His son August Sebastiani and August's wife, Sylvia, took over the winery in 1944 and set about increasing the company's production, in part by marketing premium varietal wines in popularly priced magnums, bottles that hold twice the amount of the typical 750-milliliter wine container.

After August died in 1980, Sylvia became chief executive and named Sam, the eldest of her three children, president. Their business relationship was contentious, however, and she ultimately fired him amid conflicting visions for the company. She replaced him with her youngest son, Don, a former California state legislator, in 1986 and stepped down from her position as chief executive.
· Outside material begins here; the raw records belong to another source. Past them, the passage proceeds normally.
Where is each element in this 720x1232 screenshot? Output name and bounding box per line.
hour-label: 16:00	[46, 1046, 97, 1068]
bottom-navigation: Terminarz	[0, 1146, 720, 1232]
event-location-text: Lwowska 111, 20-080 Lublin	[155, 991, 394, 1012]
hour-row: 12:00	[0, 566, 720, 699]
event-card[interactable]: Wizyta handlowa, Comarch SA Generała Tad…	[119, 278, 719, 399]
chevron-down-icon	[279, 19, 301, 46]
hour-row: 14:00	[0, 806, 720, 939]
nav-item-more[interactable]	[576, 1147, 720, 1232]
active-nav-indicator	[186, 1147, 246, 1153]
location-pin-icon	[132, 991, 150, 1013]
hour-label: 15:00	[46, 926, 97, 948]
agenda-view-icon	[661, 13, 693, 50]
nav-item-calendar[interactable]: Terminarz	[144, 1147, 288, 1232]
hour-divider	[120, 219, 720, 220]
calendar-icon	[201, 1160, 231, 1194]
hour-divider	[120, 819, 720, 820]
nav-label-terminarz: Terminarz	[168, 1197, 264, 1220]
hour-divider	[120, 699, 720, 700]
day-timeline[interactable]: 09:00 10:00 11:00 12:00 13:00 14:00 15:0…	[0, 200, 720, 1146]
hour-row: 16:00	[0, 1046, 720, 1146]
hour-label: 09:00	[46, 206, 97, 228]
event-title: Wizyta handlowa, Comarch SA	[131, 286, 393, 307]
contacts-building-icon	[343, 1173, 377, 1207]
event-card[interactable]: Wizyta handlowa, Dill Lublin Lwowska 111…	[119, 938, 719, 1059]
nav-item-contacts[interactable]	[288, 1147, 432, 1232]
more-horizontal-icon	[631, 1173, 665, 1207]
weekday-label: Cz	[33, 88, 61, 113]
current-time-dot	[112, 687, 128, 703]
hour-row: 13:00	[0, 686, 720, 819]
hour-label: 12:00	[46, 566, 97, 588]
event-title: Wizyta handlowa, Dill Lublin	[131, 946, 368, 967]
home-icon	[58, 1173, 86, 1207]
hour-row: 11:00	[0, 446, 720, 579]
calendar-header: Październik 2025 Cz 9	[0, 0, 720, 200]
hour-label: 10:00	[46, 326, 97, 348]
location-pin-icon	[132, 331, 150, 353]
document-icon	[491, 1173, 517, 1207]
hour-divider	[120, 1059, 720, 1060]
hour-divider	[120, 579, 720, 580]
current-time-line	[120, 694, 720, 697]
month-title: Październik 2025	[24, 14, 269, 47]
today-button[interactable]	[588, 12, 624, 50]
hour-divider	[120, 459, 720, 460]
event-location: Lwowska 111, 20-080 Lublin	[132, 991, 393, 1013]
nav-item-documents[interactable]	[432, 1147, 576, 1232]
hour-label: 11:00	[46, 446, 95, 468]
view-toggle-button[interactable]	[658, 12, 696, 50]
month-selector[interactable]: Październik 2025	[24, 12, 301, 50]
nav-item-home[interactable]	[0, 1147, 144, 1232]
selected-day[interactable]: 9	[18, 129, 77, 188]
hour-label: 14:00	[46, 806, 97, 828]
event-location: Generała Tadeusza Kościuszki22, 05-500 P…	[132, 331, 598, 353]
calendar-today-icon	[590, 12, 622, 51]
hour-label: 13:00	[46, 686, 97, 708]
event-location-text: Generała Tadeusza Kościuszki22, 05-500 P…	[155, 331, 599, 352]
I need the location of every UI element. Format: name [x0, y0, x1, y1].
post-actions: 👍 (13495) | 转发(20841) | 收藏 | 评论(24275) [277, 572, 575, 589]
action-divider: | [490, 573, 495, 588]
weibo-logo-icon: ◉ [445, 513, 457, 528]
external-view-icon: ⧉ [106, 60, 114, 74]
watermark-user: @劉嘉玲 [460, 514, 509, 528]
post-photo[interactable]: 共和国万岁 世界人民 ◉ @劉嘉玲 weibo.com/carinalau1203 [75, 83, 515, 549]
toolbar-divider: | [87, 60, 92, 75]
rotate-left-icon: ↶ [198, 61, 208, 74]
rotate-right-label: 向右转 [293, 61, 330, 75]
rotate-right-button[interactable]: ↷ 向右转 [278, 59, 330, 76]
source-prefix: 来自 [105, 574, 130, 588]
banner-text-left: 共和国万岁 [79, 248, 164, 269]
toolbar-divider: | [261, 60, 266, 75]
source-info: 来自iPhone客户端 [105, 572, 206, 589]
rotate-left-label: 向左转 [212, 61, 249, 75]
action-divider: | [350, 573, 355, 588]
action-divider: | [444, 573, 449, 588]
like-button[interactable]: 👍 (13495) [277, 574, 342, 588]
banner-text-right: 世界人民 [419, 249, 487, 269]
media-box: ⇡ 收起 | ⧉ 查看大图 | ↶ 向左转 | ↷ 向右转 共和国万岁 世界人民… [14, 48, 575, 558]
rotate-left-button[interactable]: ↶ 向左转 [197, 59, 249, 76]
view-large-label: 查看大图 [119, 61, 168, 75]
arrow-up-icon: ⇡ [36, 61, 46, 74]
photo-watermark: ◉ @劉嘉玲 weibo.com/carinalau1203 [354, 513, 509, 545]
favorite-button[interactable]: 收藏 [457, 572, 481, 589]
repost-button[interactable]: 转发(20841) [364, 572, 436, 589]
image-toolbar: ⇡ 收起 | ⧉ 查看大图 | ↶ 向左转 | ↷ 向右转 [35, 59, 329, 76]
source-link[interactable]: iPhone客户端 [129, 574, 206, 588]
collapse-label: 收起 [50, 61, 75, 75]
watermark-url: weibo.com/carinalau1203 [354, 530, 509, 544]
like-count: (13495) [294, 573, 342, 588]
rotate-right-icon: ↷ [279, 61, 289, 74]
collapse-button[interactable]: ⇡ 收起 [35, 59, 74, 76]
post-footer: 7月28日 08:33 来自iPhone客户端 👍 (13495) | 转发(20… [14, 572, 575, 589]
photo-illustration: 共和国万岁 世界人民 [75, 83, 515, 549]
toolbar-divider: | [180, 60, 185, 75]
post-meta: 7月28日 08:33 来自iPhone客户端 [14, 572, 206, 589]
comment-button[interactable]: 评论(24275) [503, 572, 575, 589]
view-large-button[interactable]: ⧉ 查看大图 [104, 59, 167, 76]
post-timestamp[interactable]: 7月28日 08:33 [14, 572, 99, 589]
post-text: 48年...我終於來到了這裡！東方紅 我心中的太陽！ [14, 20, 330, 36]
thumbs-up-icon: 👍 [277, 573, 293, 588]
She remained the majority stockholder until her death in 2003.

Under Don, sales grew fourfold to about 8 million cases annually, but he resigned in 2001 after selling off the company's giant Vendage and Talus mass-market brands and Central Valley winemaking operations for $295 million. The firm retrenched, rebuilt its original winery and turned its focus to premium Sonoma County wines.

Control of the business passed to his sister, Mary Ann Sebastiani Cuneo, the current chief executive. Her husband, Richard A. Cuneo, is chairman and their son, Marc, is director of grower relations.

Don started a winery under his own name in 2001. Don Sebastiani & Sons is now one of the state's 15 largest wineries, selling the Smoking Loon and Pepperwood Grove brands.

The Sebastiani Vineyards sale comes as the market for higher-priced wine sags because of the recession. Sales of wine priced $15 and above dipped about 3% in the four weeks ended Nov. 15 compared with the 2007 period, according to Nielsen Co., which tracks retail scanning data.

Foley thinks the slump will help him make more winery purchases, he said. "I think prices for wineries are moving my way."